Top aides to the leaders of North and South Korea met at the Panmunjom truce village straddling their border yesterday, raising hopes for an end to a standoff that put the rivals on the brink of armed conflict.
The meeting at the demilitarized zone (DMZ) village, known for its sky-blue huts and grim-faced soldiers, was set for half an hour after North Korea’s previously set ultimatum demanding that the South halt its loudspeaker propaganda broadcasts along the border or face military action.
That deadline passed without any reported incidents.
Photo: Reuters
Tension on the Korean Peninsula has been running high since an exchange of artillery fire on Thursday, prompting calls for calm from the UN, the US and North Korea’s only major ally, China. South Korea’s military remained on high alert despite the announced talks, a South Korean Ministry of Defense official said.
South Korean President Park Geun-hye’s national security adviser and her unification minister met North Korean National Defense Commission Vice Chairman Hwang Pyong-so, who is North Korean leader Kim Jong-un’s top military aide, at 6pm.
“The South and the North agreed to hold contact related to the ongoing situation in South-North relations,” Blue House deputy national security adviser Kim Kyou-hyun said in a televised briefing.

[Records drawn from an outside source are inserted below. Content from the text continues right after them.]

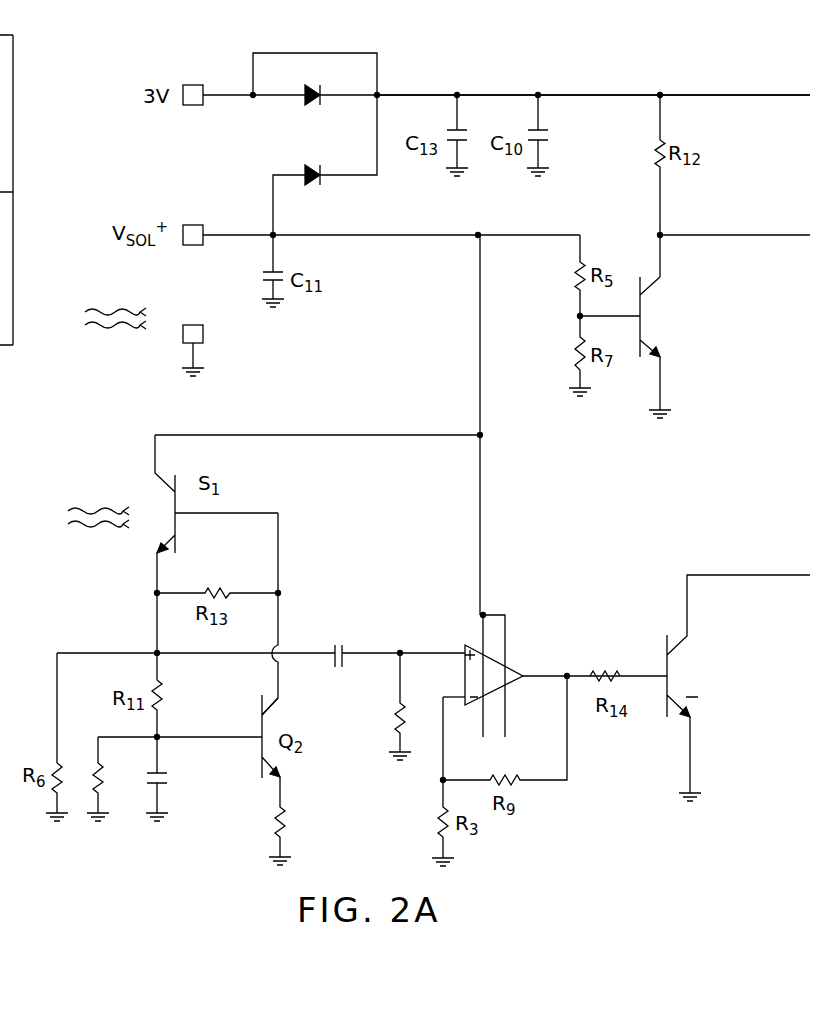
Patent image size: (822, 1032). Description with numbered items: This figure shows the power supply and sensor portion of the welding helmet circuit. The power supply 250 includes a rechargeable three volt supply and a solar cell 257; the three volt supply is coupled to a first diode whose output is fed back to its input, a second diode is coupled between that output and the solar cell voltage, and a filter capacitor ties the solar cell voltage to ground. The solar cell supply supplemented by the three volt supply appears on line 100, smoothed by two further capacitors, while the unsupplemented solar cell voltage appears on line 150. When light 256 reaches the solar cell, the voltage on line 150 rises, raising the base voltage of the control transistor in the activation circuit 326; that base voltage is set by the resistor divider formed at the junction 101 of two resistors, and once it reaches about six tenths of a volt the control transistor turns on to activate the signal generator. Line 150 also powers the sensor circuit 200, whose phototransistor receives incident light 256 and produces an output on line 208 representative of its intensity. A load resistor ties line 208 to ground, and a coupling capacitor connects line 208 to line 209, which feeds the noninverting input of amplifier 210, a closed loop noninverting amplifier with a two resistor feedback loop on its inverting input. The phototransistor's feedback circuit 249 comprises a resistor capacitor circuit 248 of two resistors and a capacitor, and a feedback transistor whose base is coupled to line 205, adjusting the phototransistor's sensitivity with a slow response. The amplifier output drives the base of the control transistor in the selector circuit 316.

The line 100 is at (576, 80).
The junction 101 is at (575, 312).
The line 150 is at (500, 233).
The sensor circuit 200 is at (325, 583).
The line 205 is at (184, 735).
The line 208 is at (157, 615).
The line 209 is at (408, 645).
The amplifier 210 is at (518, 658).
The resistor capacitor circuit 248 is at (140, 823).
The feedback circuit 249 is at (305, 858).
The power supply 250 is at (232, 166).
The light 256 is at (118, 328).
The solar cell 257 is at (218, 305).
The selector circuit 316 is at (660, 780).
The activation circuit 326 is at (628, 412).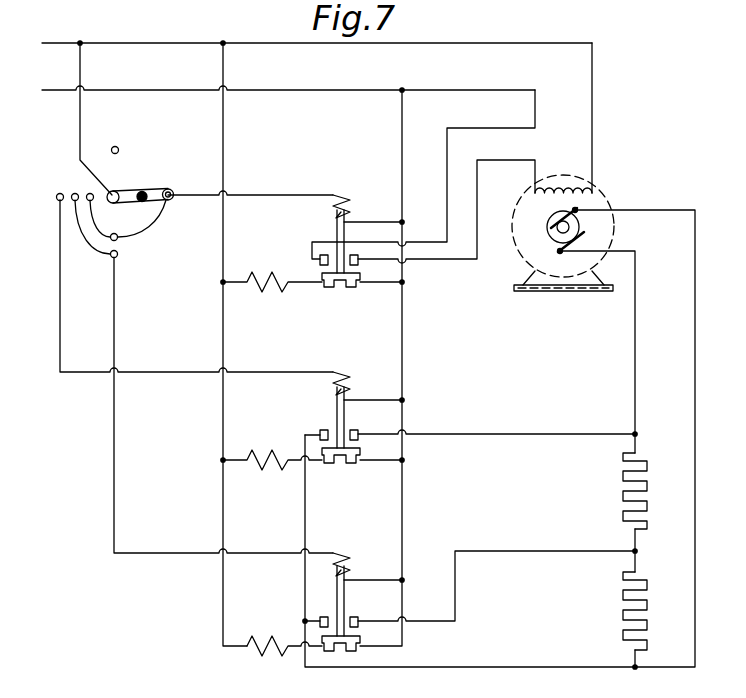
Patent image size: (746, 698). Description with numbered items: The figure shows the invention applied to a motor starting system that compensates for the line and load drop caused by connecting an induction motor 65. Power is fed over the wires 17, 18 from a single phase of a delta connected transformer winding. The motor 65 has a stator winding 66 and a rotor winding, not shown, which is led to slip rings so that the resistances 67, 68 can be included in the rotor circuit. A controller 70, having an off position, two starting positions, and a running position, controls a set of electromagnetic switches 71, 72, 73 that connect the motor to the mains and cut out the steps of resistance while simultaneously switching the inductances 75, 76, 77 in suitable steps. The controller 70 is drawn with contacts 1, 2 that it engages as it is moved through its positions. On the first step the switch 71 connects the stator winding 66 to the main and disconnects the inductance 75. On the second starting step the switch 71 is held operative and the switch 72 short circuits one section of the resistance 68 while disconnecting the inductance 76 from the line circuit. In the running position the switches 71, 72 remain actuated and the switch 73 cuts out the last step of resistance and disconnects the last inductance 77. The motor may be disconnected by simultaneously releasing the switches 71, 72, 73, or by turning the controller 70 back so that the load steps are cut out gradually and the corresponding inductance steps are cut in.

The wire 17 is at (60, 37).
The wire 18 is at (53, 93).
The controller 70 is at (119, 145).
The switch contact 1 is at (172, 203).
The switch contact 2 is at (122, 256).
The electromagnetic switch 71 is at (362, 241).
The electromagnetic switch 72 is at (354, 601).
The electromagnetic switch 73 is at (354, 417).
The inductance 75 is at (271, 273).
The inductance 76 is at (284, 636).
The inductance 77 is at (271, 451).
The induction motor 65 is at (606, 203).
The stator winding 66 is at (562, 186).
The resistance 67 is at (618, 491).
The resistance 68 is at (619, 611).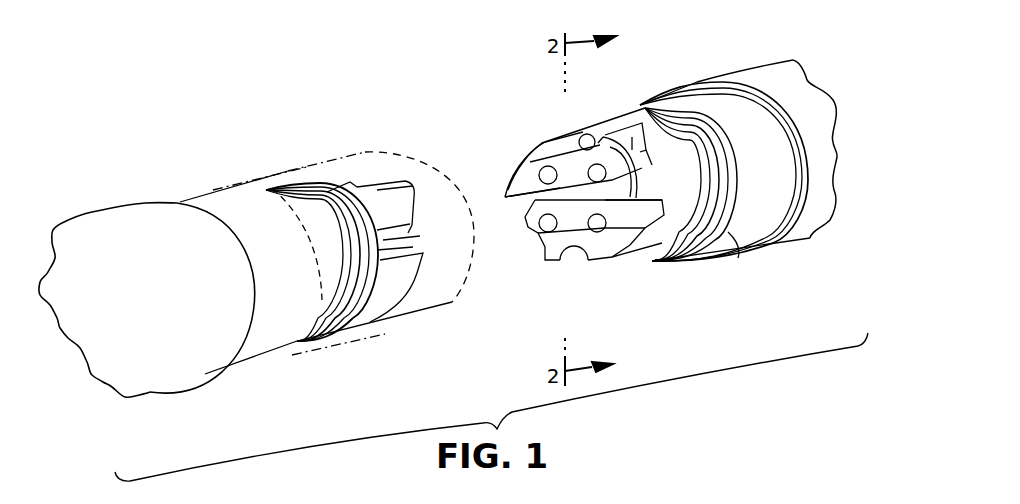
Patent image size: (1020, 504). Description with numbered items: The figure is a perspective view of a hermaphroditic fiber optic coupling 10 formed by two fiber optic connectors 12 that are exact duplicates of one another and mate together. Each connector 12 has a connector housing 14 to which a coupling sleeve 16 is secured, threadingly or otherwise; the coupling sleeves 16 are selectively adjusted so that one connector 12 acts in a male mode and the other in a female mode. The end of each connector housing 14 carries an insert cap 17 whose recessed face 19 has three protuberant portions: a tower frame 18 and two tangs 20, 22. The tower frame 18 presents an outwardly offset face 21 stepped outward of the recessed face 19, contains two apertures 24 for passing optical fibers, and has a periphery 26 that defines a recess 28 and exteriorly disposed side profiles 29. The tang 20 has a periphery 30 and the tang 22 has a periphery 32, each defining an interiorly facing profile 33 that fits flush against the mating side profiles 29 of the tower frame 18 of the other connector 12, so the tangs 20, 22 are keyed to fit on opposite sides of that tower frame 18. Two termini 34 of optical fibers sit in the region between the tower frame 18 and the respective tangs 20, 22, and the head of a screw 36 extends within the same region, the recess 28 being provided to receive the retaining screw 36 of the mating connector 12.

The fiber optic coupling 10 is at (691, 57).
The fiber optic connector 12 is at (215, 176).
The connector housing 14 is at (148, 218).
The coupling sleeve 16 is at (307, 163).
The insert cap 17 is at (677, 217).
The tower frame 18 is at (370, 183).
The recessed face 19 is at (683, 200).
The tang 20 is at (390, 293).
The outwardly offset face 21 is at (636, 176).
The tang 22 is at (653, 143).
The aperture 24 is at (548, 232).
The periphery 26 is at (540, 233).
The recess 28 is at (575, 252).
The exteriorly disposed side profile 29 is at (393, 213).
The periphery 30 is at (550, 133).
The periphery 32 is at (633, 143).
The interiorly facing profile 33 is at (410, 247).
The terminus 34 is at (532, 168).
The screw 36 is at (580, 130).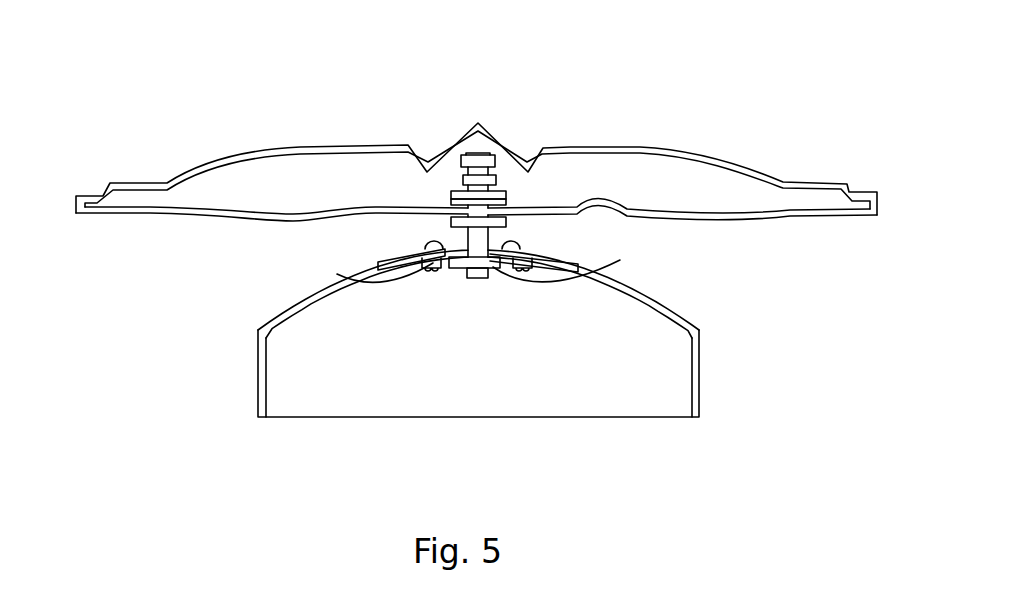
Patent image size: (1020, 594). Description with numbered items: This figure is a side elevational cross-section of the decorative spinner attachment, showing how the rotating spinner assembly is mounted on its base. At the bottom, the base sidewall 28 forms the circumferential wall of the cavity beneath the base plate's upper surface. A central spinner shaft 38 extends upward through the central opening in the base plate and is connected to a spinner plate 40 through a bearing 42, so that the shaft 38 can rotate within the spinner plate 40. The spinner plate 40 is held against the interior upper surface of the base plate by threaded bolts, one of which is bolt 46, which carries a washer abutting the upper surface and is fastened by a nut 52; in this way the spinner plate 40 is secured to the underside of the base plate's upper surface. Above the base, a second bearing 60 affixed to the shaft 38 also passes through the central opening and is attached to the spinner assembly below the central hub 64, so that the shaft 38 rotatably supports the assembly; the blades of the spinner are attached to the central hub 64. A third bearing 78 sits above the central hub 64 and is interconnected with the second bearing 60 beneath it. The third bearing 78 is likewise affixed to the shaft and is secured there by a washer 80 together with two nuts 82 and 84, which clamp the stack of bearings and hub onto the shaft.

The base sidewall 28 is at (262, 372).
The central spinner shaft 38 is at (490, 237).
The spinner plate 40 is at (575, 268).
The bearing 42 is at (602, 274).
The threaded bolt 46 is at (423, 240).
The nut 52 is at (380, 268).
The second bearing 60 is at (450, 222).
The central hub 64 is at (415, 208).
The third bearing 78 is at (450, 192).
The washer 80 is at (499, 190).
The nut 82 is at (463, 172).
The nut 84 is at (496, 155).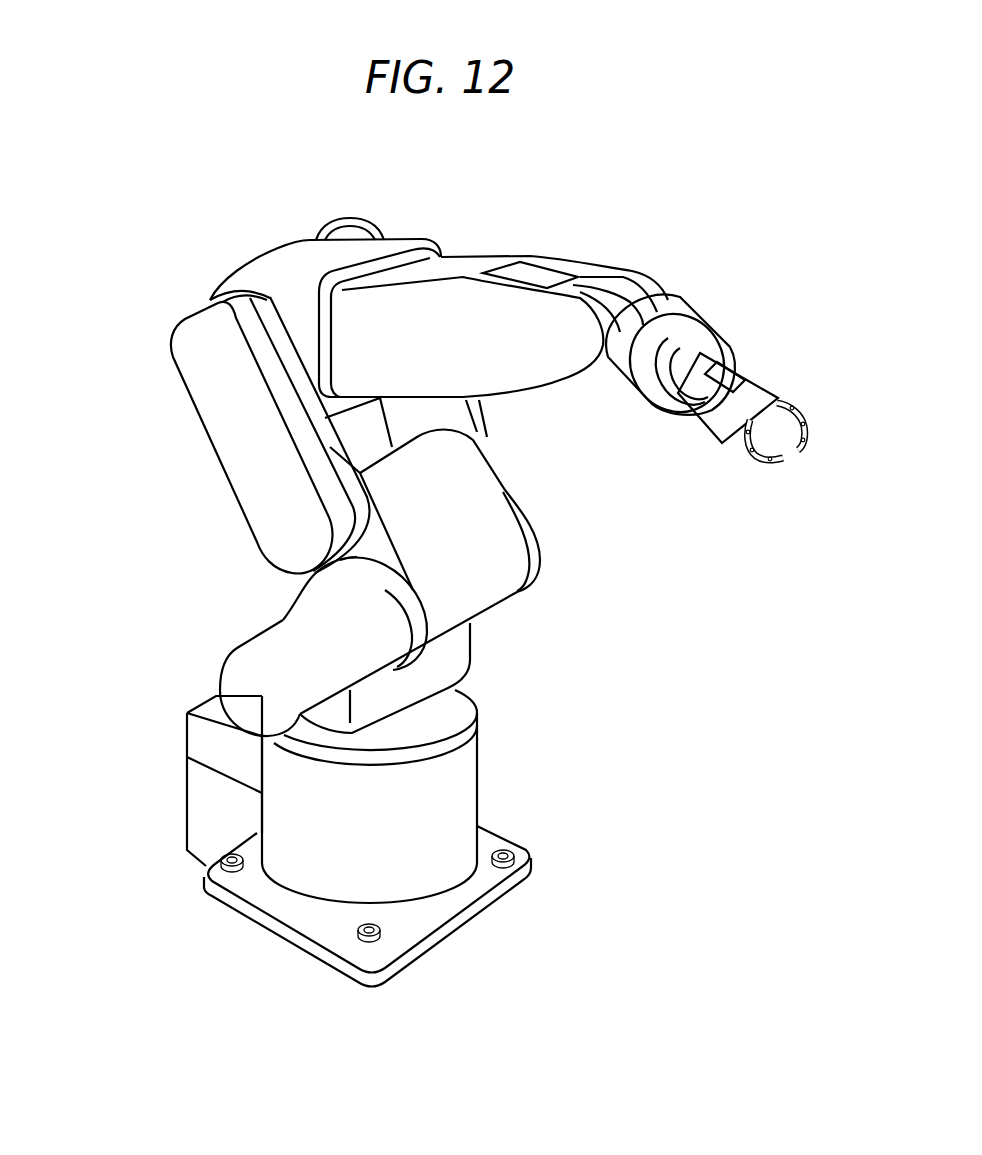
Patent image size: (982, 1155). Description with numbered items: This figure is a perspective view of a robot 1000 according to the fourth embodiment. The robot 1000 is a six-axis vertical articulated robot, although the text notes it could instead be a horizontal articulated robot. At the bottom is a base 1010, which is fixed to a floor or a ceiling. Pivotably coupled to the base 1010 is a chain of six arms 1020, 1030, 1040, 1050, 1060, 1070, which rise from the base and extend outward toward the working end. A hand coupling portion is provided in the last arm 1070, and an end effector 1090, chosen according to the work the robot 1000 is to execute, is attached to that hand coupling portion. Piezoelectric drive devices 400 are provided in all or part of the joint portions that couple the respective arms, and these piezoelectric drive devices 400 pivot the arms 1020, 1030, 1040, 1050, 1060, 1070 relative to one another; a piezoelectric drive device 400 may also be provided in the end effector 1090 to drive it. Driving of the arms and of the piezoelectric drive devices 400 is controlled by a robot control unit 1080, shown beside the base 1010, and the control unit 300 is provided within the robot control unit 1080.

Pyongyang on Friday made an initial proposal for a meeting, and Seoul made a revised proposal yesterday seeking Hwang’s attendance, Kim said.
The North’s KCNA news agency also announced the meeting, referring to the South as the Republic of Korea, a rare formal recognition of its rival state, in sharp contrast to the bellicose rhetoric in recent days.
“They need to come up with some sort of an agreement where both sides have saved face. That would be the trick,” Seoul’s Asan Institute for Policy Studies academic James Kim said. “North Korea will probably demand that the broadcasts be cut, and they may even come to an impasse on that issue.”
North Korea, technically still at war with the South after their 1950-53 conflict ended in a truce, not a peace treaty, had declared a “quasi-state of war” in front-line areas and set the deadline for Seoul to halt the broadcasts from loudspeakers placed along the border.
“The situation on the Korean Peninsula is now inching close to the brink of a war due to the reckless provocations made by the South Korean military war hawks,” the North’s KCNA news agency said earlier.
“The fact that these powerful officials who represent South and North Korea’s leaders are meeting means this is a great time to turn the crisis into opportunity,” Seou’s University of North Korean Studies professor Yang Moo-jin said. “It is a breakthrough.”